Wirtschaft
Jede Menge Elektronik wird dieses Jahr wohl in den Einkaufstüten landen.
Jede Menge Elektronik wird dieses Jahr wohl in den Einkaufstüten landen.(Foto: REUTERS)

Tablets unter dem Tannenbaum: Elektronik-Handel frohlockt

Smartphones und Tablet-PCs stehen auf vielen Weihnachts-Wunschzetteln in diesem Jahr ganz oben. Sehr zur Freude der Elektronikbranche, die sich bereits ein sattes Umsatzplus errechnet. Auch TV-Geräte sind gefragt – besonders die großen, teuren.

Mobile Endgeräte für das Internet treiben die Weihnachtsumsätze der Elektronikbranche auch zu diesem Weihnachtsfest. Insgesamt rechnet die Branche im Schlussquartal mit einem Umsatzplus von sieben Prozent auf 9,7 Milliarden Euro, sagte der Chef des Verbandes gfu, Hans-Joachim Kamp, der Nachrichtenagentur dpa. Die Produkte der Branche stünden auf den Wunschzetteln bei einem weiterhin positiven Konsumklima weiterhin ganz oben.

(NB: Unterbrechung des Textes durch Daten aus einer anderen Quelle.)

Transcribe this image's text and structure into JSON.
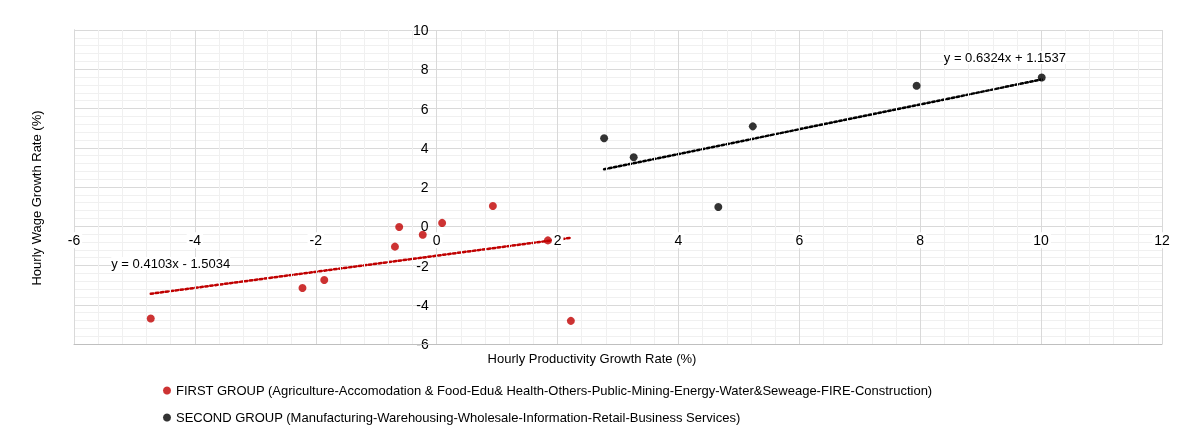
{
  "chart_data": {
    "type": "scatter",
    "xlabel": "Hourly Productivity Growth Rate (%)",
    "ylabel": "Hourly Wage Growth Rate (%)",
    "xlim": [
      -6,
      12
    ],
    "xticks": [
      -6,
      -4,
      -2,
      0,
      2,
      4,
      6,
      8,
      10,
      12
    ],
    "ylim": [
      -6,
      10
    ],
    "yticks": [
      -6,
      -4,
      -2,
      0,
      2,
      4,
      6,
      8,
      10
    ],
    "grid": true,
    "legend": "bottom",
    "marker": "circle",
    "series": [
      {
        "name": "FIRST GROUP (Agriculture-Accomodation & Food-Edu& Health-Others-Public-Mining-Energy-Water&Seweage-FIRE-Construction)",
        "color": "#c00000",
        "x": [
          -4.73,
          -2.22,
          -1.86,
          -0.69,
          -0.62,
          -0.23,
          0.09,
          0.93,
          1.84,
          2.22
        ],
        "values": [
          -4.7,
          -3.15,
          -2.74,
          -1.04,
          -0.04,
          -0.43,
          0.17,
          1.03,
          -0.72,
          -4.82
        ]
      },
      {
        "name": "SECOND GROUP (Manufacturing-Warehousing-Wholesale-Information-Retail-Business Services)",
        "color": "#000000",
        "x": [
          2.77,
          3.26,
          4.66,
          5.23,
          7.94,
          10.01
        ],
        "values": [
          4.48,
          3.52,
          0.98,
          5.09,
          7.16,
          7.58
        ]
      },
      {
        "type": "line",
        "color": "#c00000",
        "line_style": "dotted",
        "marker": "none",
        "x": [
          -4.73,
          2.22
        ],
        "values": [
          -3.44,
          -0.59
        ]
      },
      {
        "type": "line",
        "color": "#000000",
        "line_style": "dotted",
        "marker": "none",
        "x": [
          2.77,
          10.01
        ],
        "values": [
          2.9,
          7.48
        ]
      }
    ],
    "annotations": [
      "y = 0.4103x - 1.5034",
      "y = 0.6324x + 1.1537"
    ]
  }
}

Besonders starke Zuwächse gebe es bei den Tablet-PCs mit einer Jahressteigerung um 145 Prozent und den Smartphones, von denen mit 19 Millionen Stück rund 30 Prozent mehr verkauft würden als 2011. Allerdings ist der starke Zuwachs bei Tablets wenig verwunderlich - war das Angebot im vergangenen Jahr doch noch deutlich kleiner.

Zu den weniger gefragten Artikeln der Branche gehören demnach Notebooks und reine Telefon-Handys. Auch die Zahl der verkauften Kameras mit festen Objektiven soll um etwa acht Prozent auf 6,6 Millionen Stück zurückgehen. "Hier ist aber ganz klar ein Trend zu den wesentlich teureren Geräten mit Wechselobjektiven zu erkennen", sagte Kamp. Sie seien im Schnitt etwa viermal so teuer wie die kleineren Festgeräte. In der Folge steige der Gesamtumsatz mit Kameras.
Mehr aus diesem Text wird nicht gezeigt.